Electronic spectra of oxocomplexes of Re(V) with thiolato ligands

The electronic spectra of monooxo complexes of rhenium(V) with 1,2-benzenedithiolato (bdt2−), 3,4-toluenenedithiolato (tdt2−), maleonitriledithiolato (mnt2−), and 1,2-dithiooxalato (dto2−) ligands were investigated at the TD-DFT level employing several functionals and basis sets. The most important transitions are due to ligand-to-metal charge transfer (LMCT) with some minor contribution of ligand-to-metal-ligand charge transfer (LMLCT). However, for [ReO(dto)2]− this statement does not hold because the transitions are due to metal-ligand-to-metal-ligand charge transfer (MLMLCT). This observation arises from the presence of the oxalate groups. These substituents increase the flexibility of this complex with respect to the complexes containing bdt2−, mnt2− and tdt2−. In these complexes, the C–C backbone imposes a rigid geometry, which leads to the occupied rhenium-orbitals lying energetically below the sulfur-based orbitals. For the complexes [ReO(bdt)2]−, [ReO(mnt)2]− and [ReO(tdt)2]−, the HOMO is a sulfur-based out-of-plane molecular orbital. However, the HOMO of [ReO(dto)2]− shows a high contribution of the rhenium dx2−y2 and in-plane sulfur-centered orbitals.
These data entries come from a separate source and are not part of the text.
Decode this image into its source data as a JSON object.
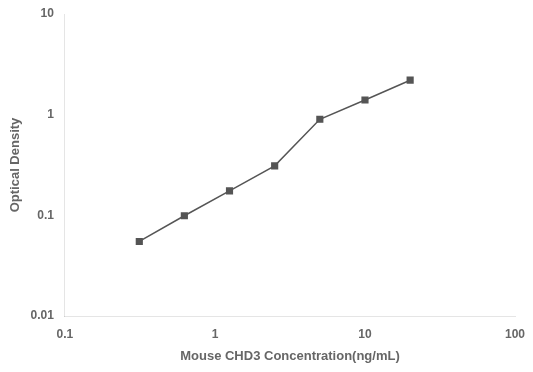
{
  "chart_data": {
    "type": "line",
    "x": [
      0.313,
      0.625,
      1.25,
      2.5,
      5.0,
      10.0,
      20.0
    ],
    "values": [
      0.055,
      0.099,
      0.175,
      0.31,
      0.9,
      1.4,
      2.2
    ],
    "xlabel": "Mouse CHD3 Concentration(ng/mL)",
    "ylabel": "Optical Density",
    "xlim": [
      0.1,
      100
    ],
    "ylim": [
      0.01,
      10
    ],
    "xticks": [
      0.1,
      1,
      10,
      100
    ],
    "yticks": [
      0.01,
      0.1,
      1,
      10
    ],
    "log": true,
    "grid": false,
    "color": "#555555",
    "marker": "square"
  }
}
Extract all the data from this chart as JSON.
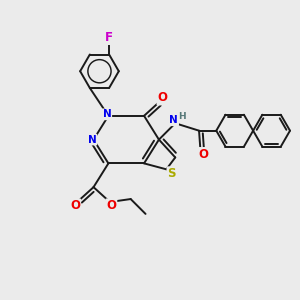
{
  "background_color": "#ebebeb",
  "bond_color": "#1a1a1a",
  "bond_width": 1.4,
  "atom_colors": {
    "N": "#0000ee",
    "O": "#ee0000",
    "S": "#aaaa00",
    "F": "#cc00cc",
    "H": "#557777",
    "C": "#1a1a1a"
  },
  "font_size": 7.5,
  "fig_width": 3.0,
  "fig_height": 3.0,
  "dpi": 100
}
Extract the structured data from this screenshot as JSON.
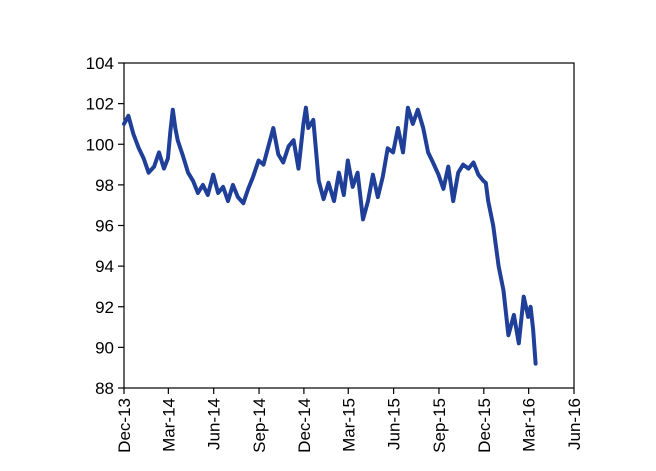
{
  "chart_data": {
    "type": "line",
    "title": "",
    "xlabel": "",
    "ylabel": "",
    "ylim": [
      88,
      104
    ],
    "yticks": [
      88,
      90,
      92,
      94,
      96,
      98,
      100,
      102,
      104
    ],
    "xlim": [
      "2013-12-01",
      "2016-06-01"
    ],
    "xticks": [
      {
        "date": "2013-12-01",
        "label": "Dec-13"
      },
      {
        "date": "2014-03-01",
        "label": "Mar-14"
      },
      {
        "date": "2014-06-01",
        "label": "Jun-14"
      },
      {
        "date": "2014-09-01",
        "label": "Sep-14"
      },
      {
        "date": "2014-12-01",
        "label": "Dec-14"
      },
      {
        "date": "2015-03-01",
        "label": "Mar-15"
      },
      {
        "date": "2015-06-01",
        "label": "Jun-15"
      },
      {
        "date": "2015-09-01",
        "label": "Sep-15"
      },
      {
        "date": "2015-12-01",
        "label": "Dec-15"
      },
      {
        "date": "2016-03-01",
        "label": "Mar-16"
      },
      {
        "date": "2016-06-01",
        "label": "Jun-16"
      }
    ],
    "grid": false,
    "legend": "none",
    "line_color": "#1f3f99",
    "series": [
      {
        "x": [
          "2013-12-01",
          "2013-12-10",
          "2013-12-20",
          "2013-12-31",
          "2014-01-10",
          "2014-01-20",
          "2014-01-31",
          "2014-02-10",
          "2014-02-20",
          "2014-02-28",
          "2014-03-05",
          "2014-03-10",
          "2014-03-15",
          "2014-03-20",
          "2014-03-31",
          "2014-04-10",
          "2014-04-20",
          "2014-04-30",
          "2014-05-10",
          "2014-05-20",
          "2014-05-31",
          "2014-06-10",
          "2014-06-20",
          "2014-06-30",
          "2014-07-10",
          "2014-07-20",
          "2014-07-31",
          "2014-08-10",
          "2014-08-20",
          "2014-08-31",
          "2014-09-10",
          "2014-09-20",
          "2014-09-30",
          "2014-10-10",
          "2014-10-20",
          "2014-10-31",
          "2014-11-10",
          "2014-11-20",
          "2014-11-30",
          "2014-12-05",
          "2014-12-10",
          "2014-12-20",
          "2014-12-31",
          "2015-01-10",
          "2015-01-20",
          "2015-01-31",
          "2015-02-10",
          "2015-02-20",
          "2015-02-28",
          "2015-03-10",
          "2015-03-20",
          "2015-03-31",
          "2015-04-10",
          "2015-04-20",
          "2015-04-30",
          "2015-05-10",
          "2015-05-20",
          "2015-05-31",
          "2015-06-10",
          "2015-06-20",
          "2015-06-30",
          "2015-07-10",
          "2015-07-20",
          "2015-07-31",
          "2015-08-10",
          "2015-08-20",
          "2015-08-31",
          "2015-09-10",
          "2015-09-20",
          "2015-09-30",
          "2015-10-10",
          "2015-10-20",
          "2015-10-31",
          "2015-11-10",
          "2015-11-20",
          "2015-11-30",
          "2015-12-05",
          "2015-12-10",
          "2015-12-20",
          "2015-12-31",
          "2016-01-10",
          "2016-01-20",
          "2016-01-31",
          "2016-02-10",
          "2016-02-20",
          "2016-02-29",
          "2016-03-05",
          "2016-03-10",
          "2016-03-15"
        ],
        "y": [
          101.0,
          101.4,
          100.5,
          99.8,
          99.3,
          98.6,
          98.9,
          99.6,
          98.8,
          99.3,
          100.6,
          101.7,
          100.8,
          100.2,
          99.4,
          98.6,
          98.2,
          97.6,
          98.0,
          97.5,
          98.5,
          97.6,
          97.9,
          97.2,
          98.0,
          97.4,
          97.1,
          97.8,
          98.4,
          99.2,
          99.0,
          99.9,
          100.8,
          99.5,
          99.1,
          99.9,
          100.2,
          98.8,
          101.0,
          101.8,
          100.8,
          101.2,
          98.2,
          97.3,
          98.1,
          97.2,
          98.6,
          97.5,
          99.2,
          97.9,
          98.6,
          96.3,
          97.2,
          98.5,
          97.4,
          98.4,
          99.8,
          99.6,
          100.8,
          99.6,
          101.8,
          101.0,
          101.7,
          100.8,
          99.6,
          99.1,
          98.5,
          97.8,
          98.9,
          97.2,
          98.6,
          99.0,
          98.8,
          99.1,
          98.5,
          98.2,
          98.1,
          97.2,
          96.0,
          94.0,
          92.8,
          90.6,
          91.6,
          90.2,
          92.5,
          91.5,
          92.0,
          90.9,
          89.2
        ]
      }
    ]
  }
}
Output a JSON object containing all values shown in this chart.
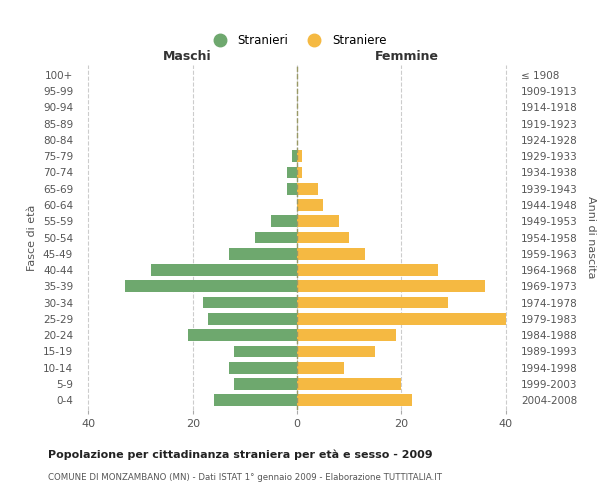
{
  "age_groups": [
    "100+",
    "95-99",
    "90-94",
    "85-89",
    "80-84",
    "75-79",
    "70-74",
    "65-69",
    "60-64",
    "55-59",
    "50-54",
    "45-49",
    "40-44",
    "35-39",
    "30-34",
    "25-29",
    "20-24",
    "15-19",
    "10-14",
    "5-9",
    "0-4"
  ],
  "birth_years": [
    "≤ 1908",
    "1909-1913",
    "1914-1918",
    "1919-1923",
    "1924-1928",
    "1929-1933",
    "1934-1938",
    "1939-1943",
    "1944-1948",
    "1949-1953",
    "1954-1958",
    "1959-1963",
    "1964-1968",
    "1969-1973",
    "1974-1978",
    "1979-1983",
    "1984-1988",
    "1989-1993",
    "1994-1998",
    "1999-2003",
    "2004-2008"
  ],
  "maschi": [
    0,
    0,
    0,
    0,
    0,
    1,
    2,
    2,
    0,
    5,
    8,
    13,
    28,
    33,
    18,
    17,
    21,
    12,
    13,
    12,
    16
  ],
  "femmine": [
    0,
    0,
    0,
    0,
    0,
    1,
    1,
    4,
    5,
    8,
    10,
    13,
    27,
    36,
    29,
    40,
    19,
    15,
    9,
    20,
    22
  ],
  "color_maschi": "#6ea86e",
  "color_femmine": "#f5b942",
  "title_main": "Popolazione per cittadinanza straniera per età e sesso - 2009",
  "title_sub": "COMUNE DI MONZAMBANO (MN) - Dati ISTAT 1° gennaio 2009 - Elaborazione TUTTITALIA.IT",
  "legend_maschi": "Stranieri",
  "legend_femmine": "Straniere",
  "xlabel_left": "Maschi",
  "xlabel_right": "Femmine",
  "ylabel_left": "Fasce di età",
  "ylabel_right": "Anni di nascita",
  "xlim": 42,
  "background_color": "#ffffff",
  "grid_color": "#cccccc"
}
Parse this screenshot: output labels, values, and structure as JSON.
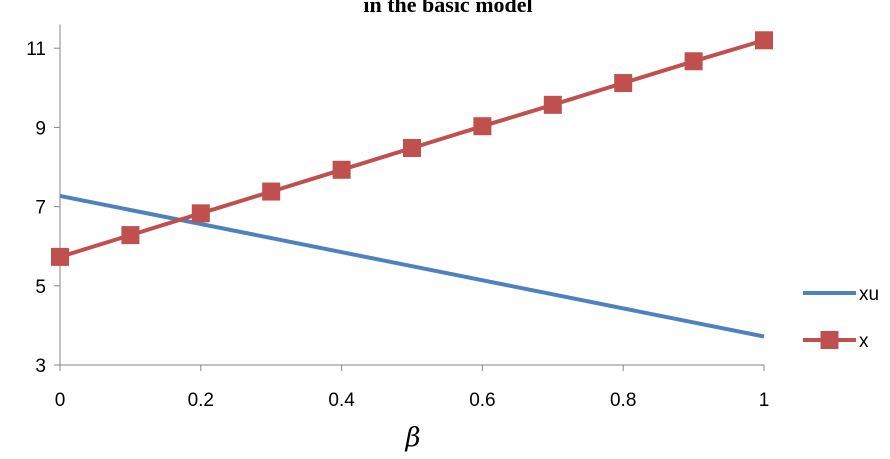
{
  "chart_data": {
    "type": "line",
    "title": "in the basic model",
    "xlabel": "β",
    "ylabel": "",
    "xlim": [
      0,
      1
    ],
    "ylim": [
      3,
      11.6
    ],
    "x_ticks": [
      "0",
      "0.2",
      "0.4",
      "0.6",
      "0.8",
      "1"
    ],
    "y_ticks": [
      "3",
      "5",
      "7",
      "9",
      "11"
    ],
    "legend_position": "right",
    "series": [
      {
        "name": "xu",
        "color": "#4f81bd",
        "marker": "none",
        "x": [
          0,
          1
        ],
        "y": [
          7.27,
          3.72
        ]
      },
      {
        "name": "x",
        "color": "#c0504d",
        "marker": "square",
        "x": [
          0,
          0.1,
          0.2,
          0.3,
          0.4,
          0.5,
          0.6,
          0.7,
          0.8,
          0.9,
          1.0
        ],
        "y": [
          5.73,
          6.28,
          6.83,
          7.38,
          7.93,
          8.48,
          9.03,
          9.57,
          10.12,
          10.67,
          11.2
        ]
      }
    ]
  }
}
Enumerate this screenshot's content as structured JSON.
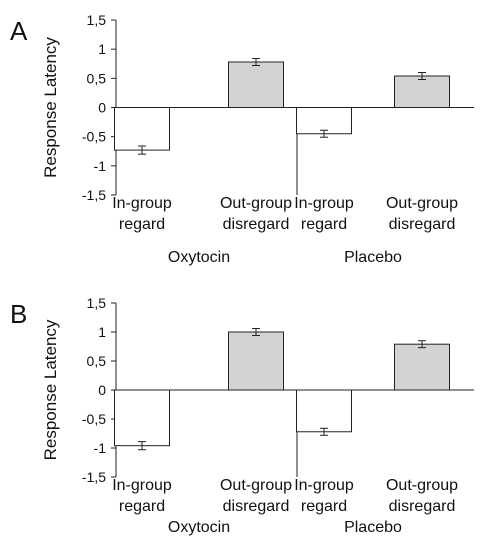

The comparison of the results obtained with several functionals clearly point to the PBE1PBE/LANL2DZ method as the best TD-DFT method to investigate the electronic spectra of monooxo complexes of Re(V) with thiolato ligands. The results obtained with larger basis sets suggest that the agreement between experiment and theory was due to an error cancellation between basis set incompleteness and deficiencies in the DFT methods.